Folklore

The Tsakoniki Dialect

‘Grousa namou ini Tsakonika.Rotiete na nioumalio’
Our language is Tsakonika. Ask to tell you.

The “Tsakoniki” dialect is a pure primary language, the most anciently spoken Greek language, which proves the origins of our people, “Tsakones” from the ancients Dorians. The “tsakoniki”, that Leonidas the Spartan spoke, is a dialect that is being spoken for over 3000 years in this part of Arcadia. While from the third century B.C the common Greek Alexandrian language was spoken throughout Greece, in Kynouria this Dorian dialect remained alive. It has always been very difficult to record this language mostly because of the fact that it has detained 33 consonants that cannot be verbalized precisely from the ones we have in our alphabet.
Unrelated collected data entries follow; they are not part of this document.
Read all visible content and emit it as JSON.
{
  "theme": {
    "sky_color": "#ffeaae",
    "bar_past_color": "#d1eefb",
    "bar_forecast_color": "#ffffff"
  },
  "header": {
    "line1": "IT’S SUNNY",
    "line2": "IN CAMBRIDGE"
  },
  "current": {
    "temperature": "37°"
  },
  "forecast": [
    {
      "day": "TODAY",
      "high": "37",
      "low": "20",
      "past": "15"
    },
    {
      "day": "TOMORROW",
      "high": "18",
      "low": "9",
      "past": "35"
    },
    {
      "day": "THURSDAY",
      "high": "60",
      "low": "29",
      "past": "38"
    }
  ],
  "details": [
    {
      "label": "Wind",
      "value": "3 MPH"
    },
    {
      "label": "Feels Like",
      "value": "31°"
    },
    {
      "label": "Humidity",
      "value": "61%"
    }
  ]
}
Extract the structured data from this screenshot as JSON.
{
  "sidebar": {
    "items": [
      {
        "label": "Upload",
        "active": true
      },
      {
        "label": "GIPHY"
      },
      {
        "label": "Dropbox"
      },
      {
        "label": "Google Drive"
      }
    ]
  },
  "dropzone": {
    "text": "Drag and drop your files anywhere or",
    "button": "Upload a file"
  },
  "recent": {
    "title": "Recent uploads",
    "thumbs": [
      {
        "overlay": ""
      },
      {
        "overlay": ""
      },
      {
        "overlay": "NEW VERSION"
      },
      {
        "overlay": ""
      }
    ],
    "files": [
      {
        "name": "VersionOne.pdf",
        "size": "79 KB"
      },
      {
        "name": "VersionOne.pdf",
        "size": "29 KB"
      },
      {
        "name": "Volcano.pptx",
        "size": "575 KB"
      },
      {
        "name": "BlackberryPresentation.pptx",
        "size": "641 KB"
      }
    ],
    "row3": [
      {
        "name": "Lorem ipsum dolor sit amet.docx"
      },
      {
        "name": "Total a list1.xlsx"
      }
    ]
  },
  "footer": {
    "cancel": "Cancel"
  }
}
However many efforts are made to preserve its wealth with the recording of songs and the composing of dictionaries.

The Tsakonikos dance

As ancient as the Tsakoniki language is the Tsakonikos dance which remains unchanged through the centuries. Its steps count the time with accuracy and nobleness. Its rhythm is of 5/4, in other words of five steps, and of 5/8 when it livens up. The “Tsakonikos” dance is a circular dance which makes elaborate rings that bring to mind ancient wall paintings. Some researchers relate it to the “Geranos”, the Thiseas dance, based on the dramatic progress of the steps that seems to lead to the exit of a labyrinth. Some others believe that it re-enacts the battle of Apollo with Python, the sacred evil snake. The frontal relationship of the leading dancer with the second one reflects exactly that sleeping-draught battle of will between the God and the Snake. A third version supposes that this dance was being danced by Karyatides (girls who were from Karyes, a well-known town in Kynouria) in order to honor the Goddess Artemis. Whatever version we may choose, this peculiar dance, the “kliste” dance, in other words the closed dance, has to do with the tight-knitted bodies of the dancers.

Tsakonika textiles

A remarkable peculiarity for our area is the loom and the wefts which cannot be spotted in any other place in Greece and signify the traditional art of our region. However in Tsakonia, the textile art begun at the end of the 18th and the beginning of the 19th century definitely for practical and livelihood reasons. In the beginning, the women of Tsakonia were weaving sacks for the transportation of grain at the fields, bags to take their food at work and “kilimia” (carpets) to lay them at their houses during winter or for the dowry of their children.